The Irish government's budget woes increased this week as new figures showed the Irish economy contracted in the second quarter of the year and that growth in the first quarter was less than previously estimated.
Strong growth in exports of both goods and services did not prevent the overall economy from contracting again. The gross domestic product (GDP) fell by 1.2 per cent compared with the first quarter, despite expectations from analysts that the economy would grow.
Despite the contraction in the economy, there was no immediate sell-off of Government debt after the figures were released this week. Indeed the absence of negative market reaction to the news may ease the pressure on the Irish Government to tie itself to a budget adjustment in 2011 larger than the 3 billion figure euro it is already committed to.

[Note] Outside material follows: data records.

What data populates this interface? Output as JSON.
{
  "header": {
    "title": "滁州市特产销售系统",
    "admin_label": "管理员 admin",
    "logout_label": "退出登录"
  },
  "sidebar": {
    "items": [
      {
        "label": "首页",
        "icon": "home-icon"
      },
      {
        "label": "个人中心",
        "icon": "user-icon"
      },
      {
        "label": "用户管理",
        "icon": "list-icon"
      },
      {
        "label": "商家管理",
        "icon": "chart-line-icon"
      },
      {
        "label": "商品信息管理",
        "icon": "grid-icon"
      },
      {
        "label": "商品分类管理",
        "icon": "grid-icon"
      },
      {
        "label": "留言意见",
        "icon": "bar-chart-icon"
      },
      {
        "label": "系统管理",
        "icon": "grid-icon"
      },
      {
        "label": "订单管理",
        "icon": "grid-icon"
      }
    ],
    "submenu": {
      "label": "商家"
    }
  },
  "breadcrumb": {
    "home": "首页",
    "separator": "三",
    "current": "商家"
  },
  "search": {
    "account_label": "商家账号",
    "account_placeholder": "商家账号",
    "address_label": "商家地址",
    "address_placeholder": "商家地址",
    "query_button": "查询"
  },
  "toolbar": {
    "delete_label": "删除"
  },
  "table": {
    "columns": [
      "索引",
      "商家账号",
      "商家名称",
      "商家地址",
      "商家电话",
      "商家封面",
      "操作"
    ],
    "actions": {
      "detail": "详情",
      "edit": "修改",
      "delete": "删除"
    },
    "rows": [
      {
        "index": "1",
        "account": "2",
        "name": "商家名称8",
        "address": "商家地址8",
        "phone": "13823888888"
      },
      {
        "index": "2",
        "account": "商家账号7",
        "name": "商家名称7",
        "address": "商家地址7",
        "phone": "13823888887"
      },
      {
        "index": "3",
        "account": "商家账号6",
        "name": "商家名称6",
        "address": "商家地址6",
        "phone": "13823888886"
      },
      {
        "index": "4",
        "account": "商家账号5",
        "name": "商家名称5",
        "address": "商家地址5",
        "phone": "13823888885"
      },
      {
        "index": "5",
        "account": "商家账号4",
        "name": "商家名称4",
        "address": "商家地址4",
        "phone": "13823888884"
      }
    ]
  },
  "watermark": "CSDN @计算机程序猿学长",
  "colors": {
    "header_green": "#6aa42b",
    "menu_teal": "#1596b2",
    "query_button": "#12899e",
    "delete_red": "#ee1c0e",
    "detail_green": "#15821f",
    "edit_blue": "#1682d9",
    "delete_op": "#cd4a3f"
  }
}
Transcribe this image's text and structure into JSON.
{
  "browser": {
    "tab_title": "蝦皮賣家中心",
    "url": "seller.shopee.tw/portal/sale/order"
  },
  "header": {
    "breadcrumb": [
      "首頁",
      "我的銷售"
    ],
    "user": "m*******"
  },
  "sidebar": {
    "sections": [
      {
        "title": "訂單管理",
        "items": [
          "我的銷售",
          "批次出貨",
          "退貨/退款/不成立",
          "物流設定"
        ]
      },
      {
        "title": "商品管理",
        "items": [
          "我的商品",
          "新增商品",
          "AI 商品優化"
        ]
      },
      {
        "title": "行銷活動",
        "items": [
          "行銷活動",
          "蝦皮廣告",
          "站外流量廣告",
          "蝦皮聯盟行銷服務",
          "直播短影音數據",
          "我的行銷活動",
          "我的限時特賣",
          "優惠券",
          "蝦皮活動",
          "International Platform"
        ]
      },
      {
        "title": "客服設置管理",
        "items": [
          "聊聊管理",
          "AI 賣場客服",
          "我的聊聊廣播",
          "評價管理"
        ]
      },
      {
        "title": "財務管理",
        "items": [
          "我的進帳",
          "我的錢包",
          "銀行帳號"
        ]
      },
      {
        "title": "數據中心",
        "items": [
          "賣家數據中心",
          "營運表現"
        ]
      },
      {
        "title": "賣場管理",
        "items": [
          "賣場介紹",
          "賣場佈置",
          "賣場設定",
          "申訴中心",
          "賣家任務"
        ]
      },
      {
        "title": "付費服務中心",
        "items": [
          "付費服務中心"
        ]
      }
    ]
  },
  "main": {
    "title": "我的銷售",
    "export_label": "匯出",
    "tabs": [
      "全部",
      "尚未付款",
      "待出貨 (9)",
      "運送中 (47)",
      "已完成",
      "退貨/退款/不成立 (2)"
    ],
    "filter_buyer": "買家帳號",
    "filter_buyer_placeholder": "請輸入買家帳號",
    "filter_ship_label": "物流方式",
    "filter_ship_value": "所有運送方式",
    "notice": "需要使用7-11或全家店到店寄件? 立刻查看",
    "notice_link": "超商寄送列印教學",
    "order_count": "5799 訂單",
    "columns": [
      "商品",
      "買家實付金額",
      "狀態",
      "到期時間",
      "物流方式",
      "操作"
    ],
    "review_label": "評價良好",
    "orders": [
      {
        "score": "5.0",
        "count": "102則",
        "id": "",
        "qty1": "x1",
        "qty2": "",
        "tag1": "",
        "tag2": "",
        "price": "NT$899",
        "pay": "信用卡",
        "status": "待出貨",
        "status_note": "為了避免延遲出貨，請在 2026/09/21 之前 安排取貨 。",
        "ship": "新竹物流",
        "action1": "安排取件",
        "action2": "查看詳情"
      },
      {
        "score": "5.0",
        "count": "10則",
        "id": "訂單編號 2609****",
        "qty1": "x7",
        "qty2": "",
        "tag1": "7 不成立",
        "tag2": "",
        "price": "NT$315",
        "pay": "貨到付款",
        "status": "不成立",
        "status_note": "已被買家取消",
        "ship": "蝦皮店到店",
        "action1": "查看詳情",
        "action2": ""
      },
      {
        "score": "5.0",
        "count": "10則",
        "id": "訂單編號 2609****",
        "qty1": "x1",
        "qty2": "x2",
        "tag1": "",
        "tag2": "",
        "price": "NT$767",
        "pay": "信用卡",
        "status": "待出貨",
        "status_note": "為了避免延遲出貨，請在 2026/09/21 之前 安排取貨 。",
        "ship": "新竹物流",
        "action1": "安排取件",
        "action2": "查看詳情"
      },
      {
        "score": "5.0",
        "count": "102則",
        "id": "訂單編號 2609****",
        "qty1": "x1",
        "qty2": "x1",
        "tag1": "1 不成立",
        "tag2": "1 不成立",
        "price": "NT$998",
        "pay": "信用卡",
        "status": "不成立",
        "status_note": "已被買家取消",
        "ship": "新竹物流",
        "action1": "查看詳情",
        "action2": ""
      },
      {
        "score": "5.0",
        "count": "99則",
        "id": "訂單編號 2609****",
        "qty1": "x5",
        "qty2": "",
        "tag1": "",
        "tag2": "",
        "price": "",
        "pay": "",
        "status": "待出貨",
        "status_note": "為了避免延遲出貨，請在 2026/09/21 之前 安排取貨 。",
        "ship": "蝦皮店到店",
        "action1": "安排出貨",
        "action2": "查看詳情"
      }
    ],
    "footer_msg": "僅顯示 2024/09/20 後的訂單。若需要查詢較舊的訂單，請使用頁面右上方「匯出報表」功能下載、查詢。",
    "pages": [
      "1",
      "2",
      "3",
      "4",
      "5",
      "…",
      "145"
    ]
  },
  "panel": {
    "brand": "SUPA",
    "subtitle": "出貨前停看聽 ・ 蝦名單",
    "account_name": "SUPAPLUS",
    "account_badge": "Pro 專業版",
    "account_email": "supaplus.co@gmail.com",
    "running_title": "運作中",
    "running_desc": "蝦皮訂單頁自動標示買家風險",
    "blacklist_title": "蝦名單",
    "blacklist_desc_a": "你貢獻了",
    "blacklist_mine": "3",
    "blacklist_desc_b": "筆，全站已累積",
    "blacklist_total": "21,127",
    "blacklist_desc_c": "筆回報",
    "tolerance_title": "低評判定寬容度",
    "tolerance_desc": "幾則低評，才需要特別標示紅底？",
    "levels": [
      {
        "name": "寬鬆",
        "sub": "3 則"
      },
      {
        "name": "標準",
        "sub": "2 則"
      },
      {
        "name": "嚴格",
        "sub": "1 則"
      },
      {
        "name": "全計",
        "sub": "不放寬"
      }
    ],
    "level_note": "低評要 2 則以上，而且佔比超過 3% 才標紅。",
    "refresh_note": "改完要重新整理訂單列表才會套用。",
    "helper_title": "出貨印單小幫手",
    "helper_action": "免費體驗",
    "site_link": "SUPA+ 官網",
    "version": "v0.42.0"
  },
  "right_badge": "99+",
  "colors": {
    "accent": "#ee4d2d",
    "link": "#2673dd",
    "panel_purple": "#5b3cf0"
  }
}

Just before the release of the GDP numbers this week, the National Treasury Management Agency (NTMA) sold 400 million euro of short-term Government debt.
Gross national product (GNP) – a second measure of economic activity - was less negative, contracting by just 0.3 per cent. GNP excludes the impact of the multinational sector’s repatriated profits and interest on borrowings paid to foreigners.
The contraction in GNP was the lowest quarterly rate of decline since the downturn started more than two years ago, offering hope that a sustainable recovery may not be far off .
Irish Minister for Finance Brian Lenihan denied the economy was sliding into a double-dip recession and insisted the figures indicated the Irish economy was stabilising.